José Luiz Ames
Quando falamos em democracia, o que nos vem à mente? A primeira coisa é o dia das eleições com suas longas filas de cidadãos a espera de sua vez para votar. Quando o noticiário apresenta a queda de uma ditadura, o anúncio de maior impacto é o da data das eleições dos novos governantes. Democracia, entre nós, está associada intrinsecamente ao voto. Não, porém, o voto para decidir, mas para eleger quem deverá decidir por nós!
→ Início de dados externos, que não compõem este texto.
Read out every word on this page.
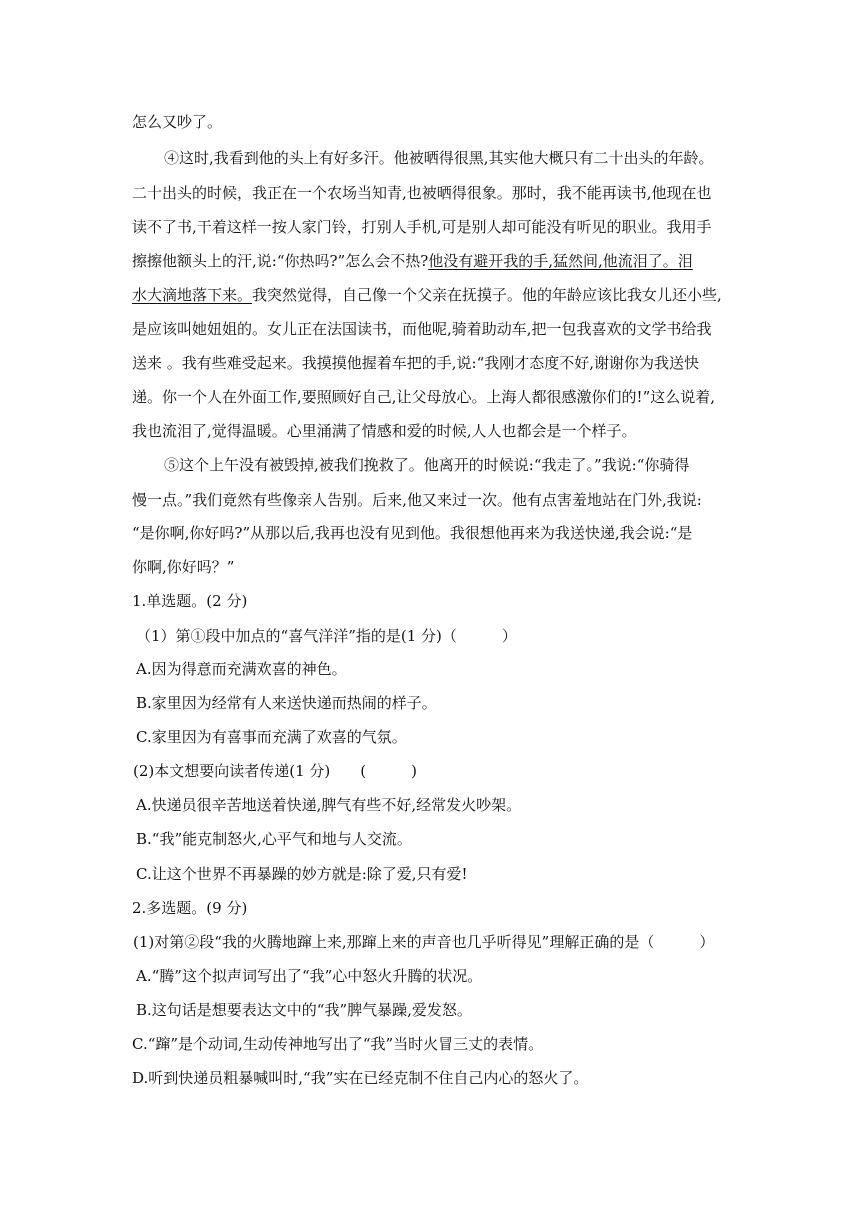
怎么又吵了。
④这时,我看到他的头上有好多汗。他被晒得很黑,其实他大概只有二十出头的年龄。
二十出头的时候，我正在一个农场当知青,也被晒得很象。那时，我不能再读书,他现在也
读不了书,干着这样一按人家门铃，打别人手机,可是别人却可能没有听见的职业。我用手
擦擦他额头上的汗,说:“你热吗?”怎么会不热?他没有避开我的手,猛然间,他流泪了。泪
水大滴地落下来。我突然觉得，自己像一个父亲在抚摸子。他的年龄应该比我女儿还小些,
是应该叫她妞姐的。女儿正在法国读书，而他呢,骑着助动车,把一包我喜欢的文学书给我
送来 。我有些难受起来。我摸摸他握着车把的手,说:“我刚才态度不好,谢谢你为我送快
递。你一个人在外面工作,要照顾好自己,让父母放心。上海人都很感激你们的!”这么说着,
我也流泪了,觉得温暖。心里涌满了情感和爱的时候,人人也都会是一个样子。
⑤这个上午没有被毁掉,被我们挽救了。他离开的时候说:“我走了。”我说:“你骑得
慢一点。”我们竟然有些像亲人告别。后来,他又来过一次。他有点害羞地站在门外,我说:
“是你啊,你好吗?”从那以后,我再也没有见到他。我很想他再来为我送快递,我会说:“是
你啊,你好吗？”
1.单选题。(2 分)
（1）第①段中加点的“喜气洋洋”指的是(1 分)（　　　）
A.因为得意而充满欢喜的神色。
B.家里因为经常有人来送快递而热闹的样子。
C.家里因为有喜事而充满了欢喜的气氛。
(2)本文想要向读者传递(1 分)　　(　　　)
A.快递员很辛苦地送着快递,脾气有些不好,经常发火吵架。
B.“我”能克制怒火,心平气和地与人交流。
C.让这个世界不再暴躁的妙方就是:除了爱,只有爱!
2.多选题。(9 分)
(1)对第②段“我的火腾地蹿上来,那蹿上来的声音也几乎听得见”理解正确的是（　　　）
A.“腾”这个拟声词写出了“我”心中怒火升腾的状况。
B.这句话是想要表达文中的“我”脾气暴躁,爱发怒。
C.“蹿”是个动词,生动传神地写出了“我”当时火冒三丈的表情。
D.听到快递员粗暴喊叫时,“我”实在已经克制不住自己内心的怒火了。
Esta imagem de democracia é bem diferente daquela que dominava entre os antigos atenienses, na qual esta forma de governo nasceu. Para aquele povo, por volta do século V antes de Cristo, a idéia de democracia estava associada a uma praça, ou assembléia na qual os cidadãos eram chamados a tomar eles mesmos as decisões que lhes diziam respeito. Democracia significava o que a palavra designa literalmente: “poder do povo” e não o que significa hoje, “poder dos representantes do povo”.
Todas as constituições democráticas atuais, inclusive a nossa, afirmam que o povo é “soberano”. No entanto, de tudo aquilo que se decide ou se trama no subsolo da vida política, o “povo soberano” não sabe absolutamente nada, e aquilo que sabe está quase sempre errado. Assim, na medida em que é negado ao cidadão comum o acesso à decisão política, na prática ele passa de soberano a súdito.
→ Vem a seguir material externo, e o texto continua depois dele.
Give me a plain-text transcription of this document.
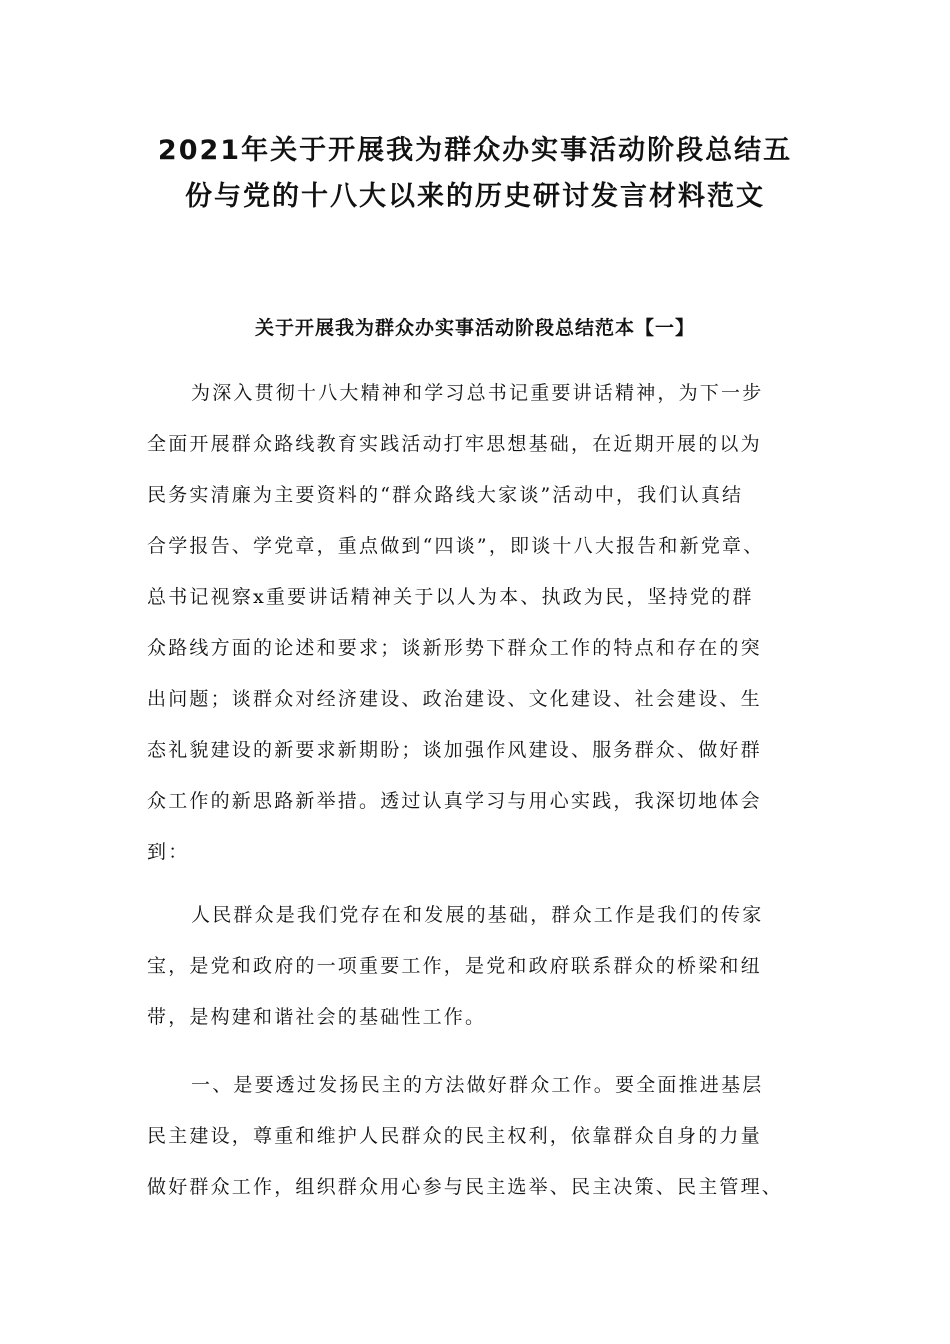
2021年关于开展我为群众办实事活动阶段总结五
份与党的十八大以来的历史研讨发言材料范文
关于开展我为群众办实事活动阶段总结范本【一】
为深入贯彻十八大精神和学习总书记重要讲话精神，为下一步
全面开展群众路线教育实践活动打牢思想基础，在近期开展的以为
民务实清廉为主要资料的“群众路线大家谈”活动中，我们认真结
合学报告、学党章，重点做到“四谈”，即谈十八大报告和新党章、
总书记视察x重要讲话精神关于以人为本、执政为民，坚持党的群
众路线方面的论述和要求；谈新形势下群众工作的特点和存在的突
出问题；谈群众对经济建设、政治建设、文化建设、社会建设、生
态礼貌建设的新要求新期盼；谈加强作风建设、服务群众、做好群
众工作的新思路新举措。透过认真学习与用心实践，我深切地体会
到：
人民群众是我们党存在和发展的基础，群众工作是我们的传家
宝，是党和政府的一项重要工作，是党和政府联系群众的桥梁和纽
带，是构建和谐社会的基础性工作。
一、是要透过发扬民主的方法做好群众工作。要全面推进基层
民主建设，尊重和维护人民群众的民主权利，依靠群众自身的力量
做好群众工作，组织群众用心参与民主选举、民主决策、民主管理、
As sociedades democráticas atuais estão construídas sobre um duplo fundamento. Primeiro, o pacto de não-agressão de cada um com todos os outros. Segundo, o dever de obediência às decisões coletivas tomadas com base nas regras do jogo de comum acordo preestabelecidas. Dentre estas regras, a principal é aquela que permite solucionar os conflitos que surgem em cada situação sem recorrer à violência recíproca. Para serem eficazes, as duas bases da democracia precisam ser garantidas por um poder comum, o Estado.
A democracia é a conservação e o aperfeiçoamento contínuo de determinadas instituições, particularmente as que oferecem aos governados a possibilidade de criticar os seus governantes e substituí-los sem derramamento de sangue. O principal instrumento democrático para dispensar os governantes e obter reformas sem recorrer à violência é a eleição geral. Na prática, só existem duas formas de governo: a democrática e a tirânica. O que as distingue é o fato de que somente na democracia é possível derrubar o governo sem recorrer à violência. A violência gera sempre maior violência. E as revoluções violentas matam os revolucionários e corrompem os seus ideais. Os sobreviventes são apenas os mais hábeis especialistas na arte de sobreviver.
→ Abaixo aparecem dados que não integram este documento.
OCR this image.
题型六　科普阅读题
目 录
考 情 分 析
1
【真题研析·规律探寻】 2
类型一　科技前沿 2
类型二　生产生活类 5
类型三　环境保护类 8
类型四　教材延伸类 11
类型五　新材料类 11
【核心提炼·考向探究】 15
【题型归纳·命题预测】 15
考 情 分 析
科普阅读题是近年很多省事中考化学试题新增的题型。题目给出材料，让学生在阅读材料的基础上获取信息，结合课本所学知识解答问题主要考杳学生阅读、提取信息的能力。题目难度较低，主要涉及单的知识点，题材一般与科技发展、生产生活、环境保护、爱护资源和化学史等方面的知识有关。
Em essência, na base da sociedade democrática estão a liberdade e a justiça, mas nesta mesma ordem. Isto é, numa sociedade livre, mediante a crítica intensa e reformas sucessivas, também se poderá caminhar para a justiça, ao passo que, nas ditaduras e tiranias, onde não é possível a crítica, a justiça tampouco será alcançada. Neste tipo de sociedade, haverá sempre duas classes de homens: a minoria dos servos do tirano (privilegiados) e a maioria dos excluídos. Num ano em que teremos eleições gerais, isto é algo que nos deveria fazer pensar!
* José Luiz Ames é doutor em Filosofia e professor da Unioeste.